Tuesday 8 December 2015 07:59, UK
South Africa skipper Hashim Amla defended his side's dour tactics in trying to bat out for a draw in the fourth and final Test against India.
Chasing 481 for an unlikely victory, the Proteas crawled to 143-9 from 143 overs before their dogged effort was finally brought to an end to earn the hosts a 337-run victory at Feroz Shah Kotla.
The South Africans were incredibly obstinate - Amla took 46 balls to score a run and stonewalled for 288 minutes for his 23 runs while AB de Villiers, who holds the record for the fastest 50, 100 and 150 in one-day internationals, faced 297 balls for his 43.
Left-arm Indian spinner Ravindra Jadeja sent down 17 consecutive maidens and 33 in total in taking 2-26 from his 46 overs.
But Amla said the approach gave his side the best chance to save the game.
"It would have been easy for our batters to say 'let's just go and have some fun and get some runs under our belts with those guys in catching positions'," he said.
"That gains nothing, especially when you are playing for the team, playing for the country trying to save a test match.
"Nobody wants to block, you want to score runs as a batsman.
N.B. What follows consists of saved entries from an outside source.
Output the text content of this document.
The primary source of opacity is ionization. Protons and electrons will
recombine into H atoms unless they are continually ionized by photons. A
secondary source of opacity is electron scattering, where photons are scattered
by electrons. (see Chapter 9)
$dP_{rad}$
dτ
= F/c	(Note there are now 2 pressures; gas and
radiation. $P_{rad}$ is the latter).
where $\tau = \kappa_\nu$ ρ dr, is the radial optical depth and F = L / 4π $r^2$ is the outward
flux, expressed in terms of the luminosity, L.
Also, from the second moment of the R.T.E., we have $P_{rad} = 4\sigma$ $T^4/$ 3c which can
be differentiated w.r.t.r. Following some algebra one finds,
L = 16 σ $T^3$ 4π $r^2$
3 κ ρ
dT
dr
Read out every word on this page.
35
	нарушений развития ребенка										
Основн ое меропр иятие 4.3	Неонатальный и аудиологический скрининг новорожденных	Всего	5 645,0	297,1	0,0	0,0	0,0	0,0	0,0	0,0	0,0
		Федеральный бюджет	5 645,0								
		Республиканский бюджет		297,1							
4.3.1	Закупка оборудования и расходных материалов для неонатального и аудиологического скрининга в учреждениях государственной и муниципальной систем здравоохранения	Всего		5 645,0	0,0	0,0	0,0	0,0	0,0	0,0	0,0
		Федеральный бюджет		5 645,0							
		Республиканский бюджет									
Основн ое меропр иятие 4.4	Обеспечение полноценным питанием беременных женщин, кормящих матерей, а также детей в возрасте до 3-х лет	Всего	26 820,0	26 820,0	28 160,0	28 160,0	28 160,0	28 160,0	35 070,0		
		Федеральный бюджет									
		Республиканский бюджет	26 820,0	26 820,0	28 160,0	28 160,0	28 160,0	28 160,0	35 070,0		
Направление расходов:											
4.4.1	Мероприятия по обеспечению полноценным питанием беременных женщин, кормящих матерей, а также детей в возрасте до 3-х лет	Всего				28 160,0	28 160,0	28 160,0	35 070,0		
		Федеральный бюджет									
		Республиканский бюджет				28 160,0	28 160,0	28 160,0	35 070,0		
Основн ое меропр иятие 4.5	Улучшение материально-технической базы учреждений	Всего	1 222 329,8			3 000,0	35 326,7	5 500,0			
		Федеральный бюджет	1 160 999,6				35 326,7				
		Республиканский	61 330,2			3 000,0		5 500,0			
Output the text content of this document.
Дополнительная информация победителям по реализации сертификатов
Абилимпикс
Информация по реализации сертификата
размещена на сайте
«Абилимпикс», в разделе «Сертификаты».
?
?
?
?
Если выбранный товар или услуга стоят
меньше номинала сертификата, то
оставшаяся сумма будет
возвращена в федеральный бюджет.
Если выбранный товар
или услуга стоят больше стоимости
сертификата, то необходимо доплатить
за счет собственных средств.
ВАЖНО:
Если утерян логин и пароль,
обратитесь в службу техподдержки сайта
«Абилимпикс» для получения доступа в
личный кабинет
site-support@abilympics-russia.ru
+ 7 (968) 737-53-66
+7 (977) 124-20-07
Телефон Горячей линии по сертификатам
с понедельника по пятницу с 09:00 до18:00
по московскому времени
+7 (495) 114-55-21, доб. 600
The need of the time was to try and bat as long as we can, take as many risky shots out of the equation, try and draw the test match.
"To block full tosses and half-volleys is unnatural for batting. But when it is done, you kind of appreciate the determination that somebody shows.
"AB was probably a prime example in his innings - to try and knuckle down for the team's sake. There was no selfishness involved to do what he has done for the team."
Amla suffered a miserable tour personally, scoring just 118 runs in seven innings.
"Not being able to score runs in the series certainly was disappointing for me. As a batting unit as a whole, we just did not manage to get the runs on the board," he said.
"2010 was a wonderful year for me when I was here. But sometimes cricket goes that way, so I am not going to look too deep into it."